Inject them directly through the environment variables panel on the EB environment dashboard. If you use this method, make sure all users with access to your EB environments at least have MFA enabled.
For the purposes of being more explicit, I will use (2) in this example. More on this implementation later when I construct our Celery-specific docker-compose.yml. Make sure that wherever you stored these variables, everything is spelled correctly (this cost me a solid hour while testing this setup!). You will see, for example, password errors in eb logs if things are not spelled correctly.
Let’s consider our environment variables problem solved for now. Now, we must allow traffic from our newly-created Celery environment. Go to your RDS console, select your database, click on the link to your VPC security group, click on the tab for “inbound rules”, click on “edit inbound rules”, and you should see an inbound traffic rule related to your existing Django web EB environment’s security group. We need to allow traffic from our Celery EB environment’s security group. Click “add rule”, set “type” to PostgreSQL, use the TCP protocol with port 5432, use a custom source and, with the magnifying class, find the security group associated with your Celery EB environment (it should be listed according to your environment name and easily recognizable, but you can also find the security group name from the EB environment dashboard). Save the rules, and you should be good to go. From here, if you have connection refusal issues visible in eb logs, you did not set up your inbound traffic rule correctly.

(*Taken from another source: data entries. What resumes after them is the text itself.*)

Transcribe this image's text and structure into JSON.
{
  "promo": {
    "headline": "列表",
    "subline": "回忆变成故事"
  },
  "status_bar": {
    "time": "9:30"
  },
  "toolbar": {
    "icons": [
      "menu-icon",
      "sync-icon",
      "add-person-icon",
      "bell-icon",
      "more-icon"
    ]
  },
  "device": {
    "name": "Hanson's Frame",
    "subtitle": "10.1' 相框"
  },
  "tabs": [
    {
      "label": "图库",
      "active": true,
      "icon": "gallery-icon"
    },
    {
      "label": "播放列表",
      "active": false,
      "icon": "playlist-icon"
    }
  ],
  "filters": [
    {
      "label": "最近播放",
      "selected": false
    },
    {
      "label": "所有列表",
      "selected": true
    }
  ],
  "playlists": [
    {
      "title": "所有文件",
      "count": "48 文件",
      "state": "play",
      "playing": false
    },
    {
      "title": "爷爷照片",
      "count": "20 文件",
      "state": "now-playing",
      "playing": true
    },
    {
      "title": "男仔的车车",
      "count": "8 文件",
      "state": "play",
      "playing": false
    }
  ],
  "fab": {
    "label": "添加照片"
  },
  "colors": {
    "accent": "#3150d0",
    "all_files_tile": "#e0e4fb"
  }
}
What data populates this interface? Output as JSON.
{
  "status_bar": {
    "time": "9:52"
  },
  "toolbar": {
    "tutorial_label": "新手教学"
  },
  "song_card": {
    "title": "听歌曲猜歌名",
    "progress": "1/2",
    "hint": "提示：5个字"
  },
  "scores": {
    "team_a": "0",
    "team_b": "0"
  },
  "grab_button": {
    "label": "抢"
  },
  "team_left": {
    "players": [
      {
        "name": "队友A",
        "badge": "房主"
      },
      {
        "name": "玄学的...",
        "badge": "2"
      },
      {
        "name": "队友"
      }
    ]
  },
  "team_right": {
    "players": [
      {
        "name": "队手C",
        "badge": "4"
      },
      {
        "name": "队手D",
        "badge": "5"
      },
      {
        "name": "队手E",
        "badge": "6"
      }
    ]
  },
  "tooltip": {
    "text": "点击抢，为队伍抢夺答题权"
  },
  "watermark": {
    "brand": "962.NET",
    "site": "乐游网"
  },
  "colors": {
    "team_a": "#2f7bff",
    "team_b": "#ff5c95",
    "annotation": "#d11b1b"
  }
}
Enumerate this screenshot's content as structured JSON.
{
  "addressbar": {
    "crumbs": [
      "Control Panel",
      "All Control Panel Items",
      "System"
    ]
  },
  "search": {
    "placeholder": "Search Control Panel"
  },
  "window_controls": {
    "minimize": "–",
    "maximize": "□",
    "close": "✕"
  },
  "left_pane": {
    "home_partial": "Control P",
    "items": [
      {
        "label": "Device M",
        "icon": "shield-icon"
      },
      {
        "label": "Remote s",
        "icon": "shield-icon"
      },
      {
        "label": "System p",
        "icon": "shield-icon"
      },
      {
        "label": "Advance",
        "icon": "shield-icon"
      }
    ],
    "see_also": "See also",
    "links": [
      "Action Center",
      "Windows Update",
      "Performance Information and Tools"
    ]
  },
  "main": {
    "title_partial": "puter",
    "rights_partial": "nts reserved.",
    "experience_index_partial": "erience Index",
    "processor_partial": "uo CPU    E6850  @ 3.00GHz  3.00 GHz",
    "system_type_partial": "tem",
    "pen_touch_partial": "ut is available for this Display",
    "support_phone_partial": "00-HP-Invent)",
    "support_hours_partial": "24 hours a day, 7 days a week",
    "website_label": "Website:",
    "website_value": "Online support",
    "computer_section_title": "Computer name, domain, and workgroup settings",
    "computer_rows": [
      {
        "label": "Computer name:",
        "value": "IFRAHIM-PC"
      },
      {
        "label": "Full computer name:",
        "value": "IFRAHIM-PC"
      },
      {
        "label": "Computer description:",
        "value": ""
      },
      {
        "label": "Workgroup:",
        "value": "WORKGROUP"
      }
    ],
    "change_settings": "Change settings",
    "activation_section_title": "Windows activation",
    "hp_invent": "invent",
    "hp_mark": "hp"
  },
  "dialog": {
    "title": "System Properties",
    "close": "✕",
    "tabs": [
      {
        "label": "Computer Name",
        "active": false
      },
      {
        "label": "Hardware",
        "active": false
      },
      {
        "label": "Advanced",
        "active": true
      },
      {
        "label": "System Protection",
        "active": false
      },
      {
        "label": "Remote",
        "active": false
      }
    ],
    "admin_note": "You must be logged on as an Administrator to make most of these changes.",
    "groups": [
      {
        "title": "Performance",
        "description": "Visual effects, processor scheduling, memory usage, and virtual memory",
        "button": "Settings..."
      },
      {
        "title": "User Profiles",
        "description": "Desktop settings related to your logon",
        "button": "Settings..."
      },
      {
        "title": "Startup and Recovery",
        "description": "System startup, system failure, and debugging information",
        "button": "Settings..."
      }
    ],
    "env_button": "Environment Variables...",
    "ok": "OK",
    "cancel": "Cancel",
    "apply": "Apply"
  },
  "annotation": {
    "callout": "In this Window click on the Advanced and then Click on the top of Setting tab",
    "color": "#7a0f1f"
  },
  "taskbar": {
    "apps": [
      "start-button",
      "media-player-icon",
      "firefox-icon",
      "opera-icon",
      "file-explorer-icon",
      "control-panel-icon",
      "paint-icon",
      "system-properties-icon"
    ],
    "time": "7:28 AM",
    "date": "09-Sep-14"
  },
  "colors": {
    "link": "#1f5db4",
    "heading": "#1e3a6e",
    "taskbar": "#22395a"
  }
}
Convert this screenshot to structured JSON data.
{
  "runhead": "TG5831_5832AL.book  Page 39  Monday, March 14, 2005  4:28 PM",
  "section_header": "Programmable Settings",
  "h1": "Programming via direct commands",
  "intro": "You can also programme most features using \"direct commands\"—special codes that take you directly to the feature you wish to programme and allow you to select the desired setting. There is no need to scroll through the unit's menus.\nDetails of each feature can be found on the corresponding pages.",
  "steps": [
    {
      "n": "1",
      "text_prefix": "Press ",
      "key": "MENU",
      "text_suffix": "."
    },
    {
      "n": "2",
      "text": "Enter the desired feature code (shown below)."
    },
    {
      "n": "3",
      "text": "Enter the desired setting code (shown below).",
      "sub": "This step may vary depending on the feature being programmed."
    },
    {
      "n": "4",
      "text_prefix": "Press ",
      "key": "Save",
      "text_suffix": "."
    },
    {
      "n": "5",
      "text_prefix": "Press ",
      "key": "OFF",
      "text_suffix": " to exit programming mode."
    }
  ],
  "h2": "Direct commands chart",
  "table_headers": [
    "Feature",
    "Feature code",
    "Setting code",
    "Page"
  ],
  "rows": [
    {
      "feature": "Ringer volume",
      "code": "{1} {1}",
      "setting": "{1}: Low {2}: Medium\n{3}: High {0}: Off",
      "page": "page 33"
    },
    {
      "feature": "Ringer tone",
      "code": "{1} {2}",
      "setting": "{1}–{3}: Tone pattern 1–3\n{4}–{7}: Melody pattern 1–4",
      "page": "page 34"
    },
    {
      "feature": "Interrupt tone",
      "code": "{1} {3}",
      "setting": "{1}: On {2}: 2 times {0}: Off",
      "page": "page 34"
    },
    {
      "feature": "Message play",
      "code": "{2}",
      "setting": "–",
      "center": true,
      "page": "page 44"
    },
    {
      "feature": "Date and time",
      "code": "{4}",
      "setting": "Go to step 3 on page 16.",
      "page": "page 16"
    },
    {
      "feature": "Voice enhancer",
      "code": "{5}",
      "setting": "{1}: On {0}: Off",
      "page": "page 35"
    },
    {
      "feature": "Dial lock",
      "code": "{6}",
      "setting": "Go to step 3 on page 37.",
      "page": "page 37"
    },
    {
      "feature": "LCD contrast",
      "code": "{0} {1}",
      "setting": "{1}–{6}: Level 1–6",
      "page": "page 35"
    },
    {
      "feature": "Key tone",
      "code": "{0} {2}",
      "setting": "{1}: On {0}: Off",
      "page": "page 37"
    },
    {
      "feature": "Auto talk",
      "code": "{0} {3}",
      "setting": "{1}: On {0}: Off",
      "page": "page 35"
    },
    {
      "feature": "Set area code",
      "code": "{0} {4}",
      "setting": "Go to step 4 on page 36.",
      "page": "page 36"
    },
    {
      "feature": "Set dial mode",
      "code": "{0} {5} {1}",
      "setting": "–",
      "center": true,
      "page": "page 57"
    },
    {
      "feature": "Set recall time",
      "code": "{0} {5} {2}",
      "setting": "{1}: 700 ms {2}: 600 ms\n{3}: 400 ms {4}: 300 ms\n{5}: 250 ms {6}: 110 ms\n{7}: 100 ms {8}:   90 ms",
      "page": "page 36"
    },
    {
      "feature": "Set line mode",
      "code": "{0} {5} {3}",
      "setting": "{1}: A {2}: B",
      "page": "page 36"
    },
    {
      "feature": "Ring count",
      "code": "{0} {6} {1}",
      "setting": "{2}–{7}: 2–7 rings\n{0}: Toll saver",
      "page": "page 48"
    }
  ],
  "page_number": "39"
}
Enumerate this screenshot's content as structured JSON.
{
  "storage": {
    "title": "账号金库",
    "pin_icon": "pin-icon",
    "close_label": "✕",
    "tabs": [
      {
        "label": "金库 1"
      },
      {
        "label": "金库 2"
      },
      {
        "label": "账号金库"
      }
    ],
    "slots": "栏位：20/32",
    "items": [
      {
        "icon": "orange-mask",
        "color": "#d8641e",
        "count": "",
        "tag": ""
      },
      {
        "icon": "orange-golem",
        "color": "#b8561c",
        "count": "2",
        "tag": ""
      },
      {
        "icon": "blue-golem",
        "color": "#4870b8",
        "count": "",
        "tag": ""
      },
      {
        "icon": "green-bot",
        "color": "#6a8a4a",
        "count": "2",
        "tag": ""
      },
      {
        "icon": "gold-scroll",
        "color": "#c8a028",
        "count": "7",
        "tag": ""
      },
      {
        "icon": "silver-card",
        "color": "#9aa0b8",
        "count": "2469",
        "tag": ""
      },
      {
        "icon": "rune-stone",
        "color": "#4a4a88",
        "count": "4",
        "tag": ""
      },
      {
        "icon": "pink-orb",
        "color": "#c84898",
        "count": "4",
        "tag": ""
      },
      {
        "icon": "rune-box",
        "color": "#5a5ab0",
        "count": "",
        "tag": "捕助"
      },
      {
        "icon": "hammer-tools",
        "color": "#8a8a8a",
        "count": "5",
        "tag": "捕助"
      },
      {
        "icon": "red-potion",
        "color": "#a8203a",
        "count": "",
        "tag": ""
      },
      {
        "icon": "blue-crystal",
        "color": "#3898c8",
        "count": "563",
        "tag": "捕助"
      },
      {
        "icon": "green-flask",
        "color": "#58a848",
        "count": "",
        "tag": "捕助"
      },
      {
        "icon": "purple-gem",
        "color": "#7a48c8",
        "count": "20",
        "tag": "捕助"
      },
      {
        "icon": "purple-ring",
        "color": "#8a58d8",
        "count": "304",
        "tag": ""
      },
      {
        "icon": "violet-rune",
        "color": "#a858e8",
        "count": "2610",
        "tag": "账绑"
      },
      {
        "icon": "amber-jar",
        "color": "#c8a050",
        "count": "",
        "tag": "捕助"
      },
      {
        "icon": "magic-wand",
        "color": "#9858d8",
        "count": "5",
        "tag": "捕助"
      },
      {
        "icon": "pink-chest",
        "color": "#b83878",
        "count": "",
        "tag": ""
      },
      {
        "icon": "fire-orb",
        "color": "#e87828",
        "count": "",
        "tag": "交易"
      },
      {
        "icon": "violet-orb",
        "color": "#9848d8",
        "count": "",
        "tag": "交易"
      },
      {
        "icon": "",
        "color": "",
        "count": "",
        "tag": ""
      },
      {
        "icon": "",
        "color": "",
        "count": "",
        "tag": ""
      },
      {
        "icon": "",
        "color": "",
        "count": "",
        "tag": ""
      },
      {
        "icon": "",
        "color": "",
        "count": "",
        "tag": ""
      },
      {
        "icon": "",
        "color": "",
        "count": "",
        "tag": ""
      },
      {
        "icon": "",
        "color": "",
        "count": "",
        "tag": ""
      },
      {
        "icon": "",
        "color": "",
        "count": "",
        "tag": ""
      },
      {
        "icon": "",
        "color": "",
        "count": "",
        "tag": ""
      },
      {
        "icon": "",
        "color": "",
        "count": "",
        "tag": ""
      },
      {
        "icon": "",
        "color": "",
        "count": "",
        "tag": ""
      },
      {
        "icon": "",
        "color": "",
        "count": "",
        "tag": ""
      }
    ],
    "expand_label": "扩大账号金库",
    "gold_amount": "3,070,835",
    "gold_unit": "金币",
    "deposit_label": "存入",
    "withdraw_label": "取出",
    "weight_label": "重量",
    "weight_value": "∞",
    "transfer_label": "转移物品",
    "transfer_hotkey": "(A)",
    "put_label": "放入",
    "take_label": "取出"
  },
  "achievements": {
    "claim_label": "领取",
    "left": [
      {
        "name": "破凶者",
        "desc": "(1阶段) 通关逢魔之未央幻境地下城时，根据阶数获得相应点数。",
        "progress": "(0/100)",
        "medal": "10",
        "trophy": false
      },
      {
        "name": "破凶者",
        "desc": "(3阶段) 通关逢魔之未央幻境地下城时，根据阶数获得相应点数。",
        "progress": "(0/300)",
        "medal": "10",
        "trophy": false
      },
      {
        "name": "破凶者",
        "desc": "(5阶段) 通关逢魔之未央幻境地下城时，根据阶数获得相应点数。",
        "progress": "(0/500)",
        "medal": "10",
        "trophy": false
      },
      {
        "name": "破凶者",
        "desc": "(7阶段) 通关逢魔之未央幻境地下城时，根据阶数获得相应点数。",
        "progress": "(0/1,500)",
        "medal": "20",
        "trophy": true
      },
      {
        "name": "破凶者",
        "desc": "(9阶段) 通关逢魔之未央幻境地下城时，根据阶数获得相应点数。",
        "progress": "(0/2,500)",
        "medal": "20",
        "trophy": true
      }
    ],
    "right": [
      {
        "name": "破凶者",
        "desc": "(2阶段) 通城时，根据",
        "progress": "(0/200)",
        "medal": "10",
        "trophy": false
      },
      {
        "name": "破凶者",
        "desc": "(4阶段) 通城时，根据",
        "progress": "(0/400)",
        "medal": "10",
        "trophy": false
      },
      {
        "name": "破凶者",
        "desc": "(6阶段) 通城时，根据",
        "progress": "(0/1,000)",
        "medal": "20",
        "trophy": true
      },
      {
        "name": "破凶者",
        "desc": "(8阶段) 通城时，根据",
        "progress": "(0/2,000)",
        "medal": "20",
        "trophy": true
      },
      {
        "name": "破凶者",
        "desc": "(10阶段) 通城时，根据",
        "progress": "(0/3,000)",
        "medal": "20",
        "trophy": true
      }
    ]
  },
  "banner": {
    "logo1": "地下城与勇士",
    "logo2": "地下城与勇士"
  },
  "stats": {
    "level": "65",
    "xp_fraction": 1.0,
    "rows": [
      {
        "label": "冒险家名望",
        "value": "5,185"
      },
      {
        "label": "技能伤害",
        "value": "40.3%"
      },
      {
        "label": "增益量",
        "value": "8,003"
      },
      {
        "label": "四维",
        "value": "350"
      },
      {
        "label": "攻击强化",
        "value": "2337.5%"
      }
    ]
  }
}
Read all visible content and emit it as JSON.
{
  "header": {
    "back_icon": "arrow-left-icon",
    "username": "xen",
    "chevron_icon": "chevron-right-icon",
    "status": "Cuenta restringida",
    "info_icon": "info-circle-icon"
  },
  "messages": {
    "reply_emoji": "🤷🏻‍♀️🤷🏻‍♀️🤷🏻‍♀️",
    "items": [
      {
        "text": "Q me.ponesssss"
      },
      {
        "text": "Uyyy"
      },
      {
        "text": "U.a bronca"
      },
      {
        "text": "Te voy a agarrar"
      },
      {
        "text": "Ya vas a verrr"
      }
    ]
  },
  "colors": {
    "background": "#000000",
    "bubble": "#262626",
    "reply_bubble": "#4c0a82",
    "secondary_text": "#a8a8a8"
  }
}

As of writing this, I have not tested whether the RDS database needs to have the “Publicly Accessible” option on or not. If you have issues beyond what I have described, try checking that out.
There is one more Django-specific change we must make. If we are running in production mode, Django will give Celery an error if its current environment is not in ALLOWED HOSTS in settings.py. Because we are not running a web app from here, and the instances may each have their own IP, it is not straightforward to add your Celery EB environment to the the ALLOWED_HOSTS list. An ugly work-around is to make a Celery switch in settings.py which, when set to True, will just set ALLOWED_HOSTS=[‘*’], meaning that it will just run everywhere. This is very unsecure for web environments, but because our Celery environment is just running in a worker setup, this should be mostly fine.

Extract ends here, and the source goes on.